Third edition of Artificial Intelligence: foundations of computational agents, Cambridge University Press, 2023 is now available (including the full text).

7.5.2 Cross Validation

The problem with the previous methods is that they require a notion of simplicity to be known before the agent has seen any data. It would seem as though an agent should be able to determine, from the data, how complicated a model needs to be. Such a method could be used when the learning agent has no prior information about the world.

The idea of cross validation is to split the training set into two: a set of examples to train with, and a validation set. The agent trains using the new training set. Prediction on the validation set is used to determine which model to use.

Consider a graph such as the one in Figure 7.13. The error of the training set gets smaller as the size of the tree grows. The idea of cross validation is to choose the representation in which the error of the validation set is a minimum. In these cases, learning can continue until the error of the validation set starts to increase.

The validation set that is used as part of training is not the same as the test set.
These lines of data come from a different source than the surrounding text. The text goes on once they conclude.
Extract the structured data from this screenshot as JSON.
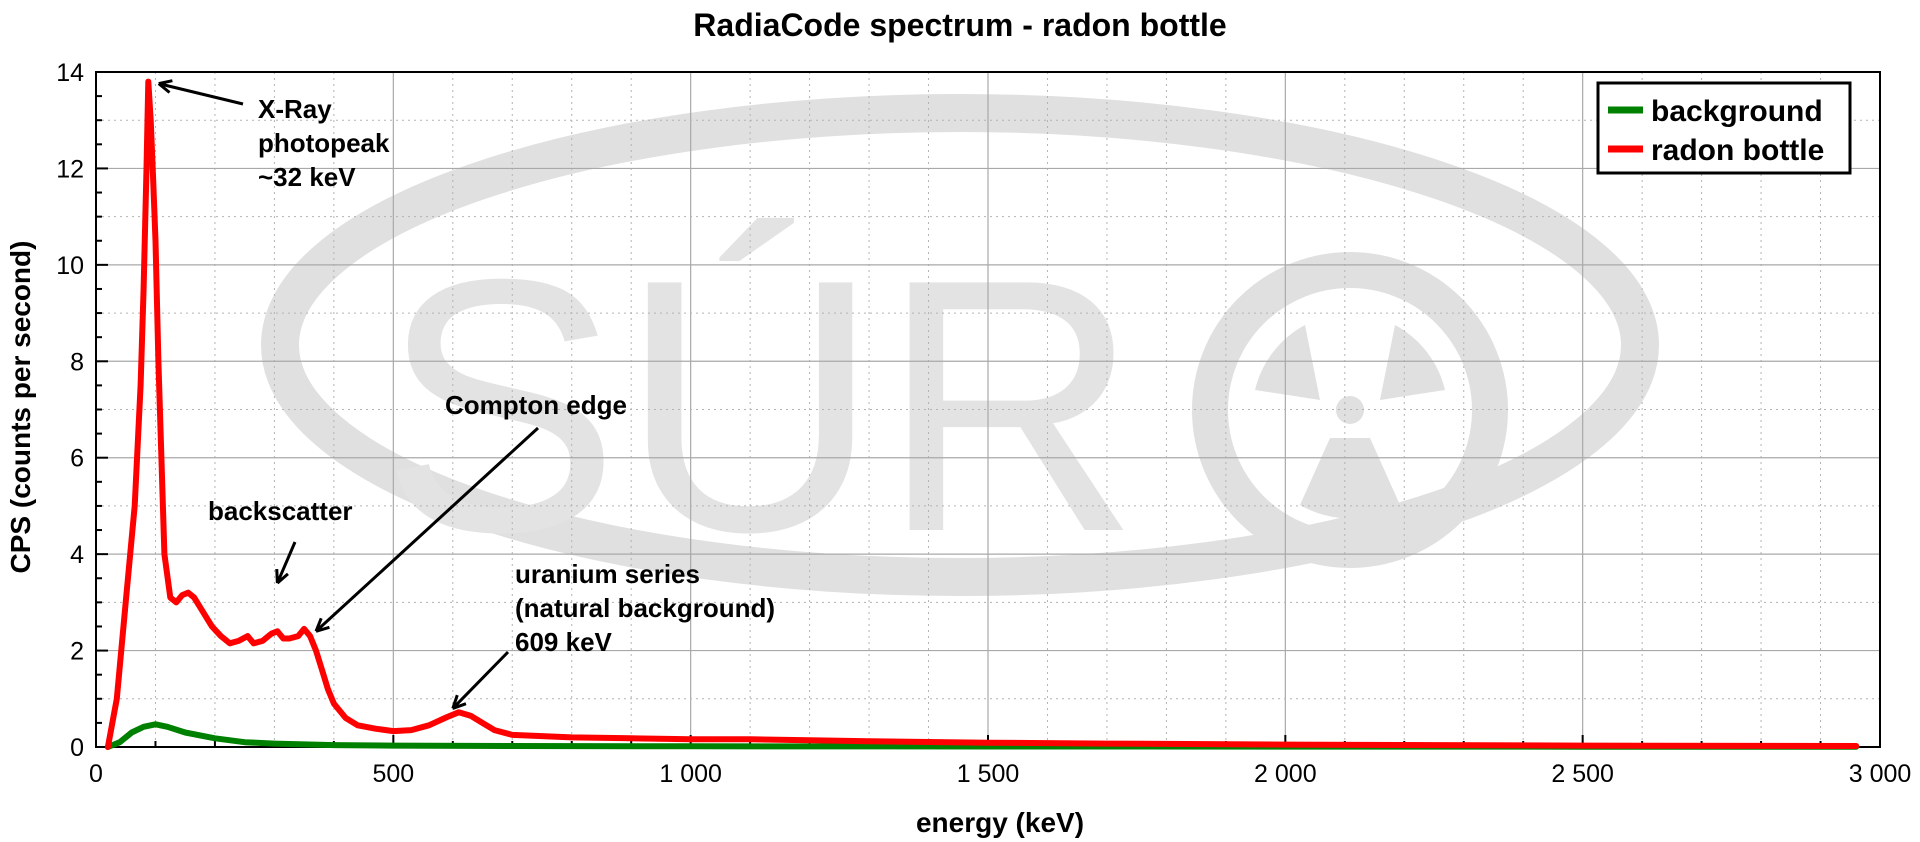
{
  "chart_data": {
    "type": "line",
    "title": "RadiaCode spectrum - radon bottle",
    "xlabel": "energy (keV)",
    "ylabel": "CPS (counts per second)",
    "xlim": [
      0,
      3000
    ],
    "ylim": [
      0,
      14
    ],
    "x_ticks": [
      0,
      500,
      1000,
      1500,
      2000,
      2500,
      3000
    ],
    "x_tick_labels": [
      "0",
      "500",
      "1 000",
      "1 500",
      "2 000",
      "2 500",
      "3 000"
    ],
    "y_ticks": [
      0,
      2,
      4,
      6,
      8,
      10,
      12,
      14
    ],
    "y_tick_labels": [
      "0",
      "2",
      "4",
      "6",
      "8",
      "10",
      "12",
      "14"
    ],
    "grid": true,
    "legend_position": "top-right",
    "series": [
      {
        "name": "background",
        "color": "#008000",
        "x": [
          20,
          40,
          60,
          80,
          100,
          120,
          150,
          200,
          250,
          300,
          400,
          500,
          700,
          1000,
          1500,
          2000,
          2500,
          2960
        ],
        "y": [
          0,
          0.1,
          0.3,
          0.42,
          0.47,
          0.42,
          0.3,
          0.18,
          0.1,
          0.07,
          0.04,
          0.03,
          0.02,
          0.015,
          0.01,
          0.008,
          0.006,
          0.005
        ]
      },
      {
        "name": "radon bottle",
        "color": "#ff0000",
        "x": [
          20,
          35,
          50,
          65,
          75,
          80,
          85,
          88,
          92,
          96,
          100,
          105,
          110,
          115,
          125,
          135,
          145,
          155,
          165,
          175,
          185,
          195,
          210,
          225,
          240,
          255,
          265,
          280,
          295,
          305,
          315,
          325,
          340,
          350,
          360,
          370,
          380,
          390,
          400,
          420,
          440,
          470,
          500,
          530,
          560,
          590,
          610,
          630,
          650,
          670,
          700,
          800,
          900,
          1000,
          1100,
          1200,
          1300,
          1500,
          1700,
          2000,
          2500,
          2960
        ],
        "y": [
          0,
          1.0,
          3.0,
          5.0,
          7.5,
          9.5,
          12.0,
          13.8,
          13.0,
          11.8,
          10.5,
          8.0,
          6.0,
          4.0,
          3.1,
          3.0,
          3.15,
          3.2,
          3.1,
          2.9,
          2.7,
          2.5,
          2.3,
          2.15,
          2.2,
          2.3,
          2.15,
          2.2,
          2.35,
          2.4,
          2.25,
          2.25,
          2.3,
          2.45,
          2.3,
          2.0,
          1.6,
          1.2,
          0.9,
          0.6,
          0.45,
          0.38,
          0.33,
          0.35,
          0.45,
          0.62,
          0.72,
          0.65,
          0.5,
          0.35,
          0.25,
          0.2,
          0.18,
          0.16,
          0.16,
          0.14,
          0.12,
          0.09,
          0.07,
          0.05,
          0.03,
          0.02
        ]
      }
    ],
    "annotations": [
      {
        "lines": [
          "X-Ray",
          "photopeak",
          "~32 keV"
        ],
        "arrow_x": 92,
        "arrow_y": 13.8
      },
      {
        "lines": [
          "backscatter"
        ],
        "arrow_x": 305,
        "arrow_y": 3.4
      },
      {
        "lines": [
          "Compton edge"
        ],
        "arrow_x": 370,
        "arrow_y": 2.4
      },
      {
        "lines": [
          "uranium series",
          "(natural background)",
          "609 keV"
        ],
        "arrow_x": 600,
        "arrow_y": 0.8
      }
    ]
  },
  "watermark": {
    "text": "SÚR",
    "icon": "radiation-trefoil-icon",
    "color": "#e0e0e0"
  }
}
The test set is used to evaluate how well the learning algorithm works as a whole. It is cheating to use the test set as part of learning. Remember that the aim is to predict examples that the agent has not seen. The test set acts as a surrogate for these unseen examples, and so it cannot be used for training or validation.

Typically, we want to train on as many examples as possible, because then we get better models. However, having a small validation set means that the validation set may fit well, or not fit well, just by luck. There are various methods that have been used to reuse examples for both training and validation.

One method, k-fold cross validation, is used to determine the best model complexity, such as the depth of a decision tree or the number of hidden units in a neural network. The method of k-fold cross validation partitions the training set into k sets. For each model complexity, the learner trains k times, each time using one of the sets as the validation set and the remaining sets as the training set. It then selects the model complexity that has the smallest average error on the validation set (averaging over the k runs). It can return the model with that complexity, trained on all of the data.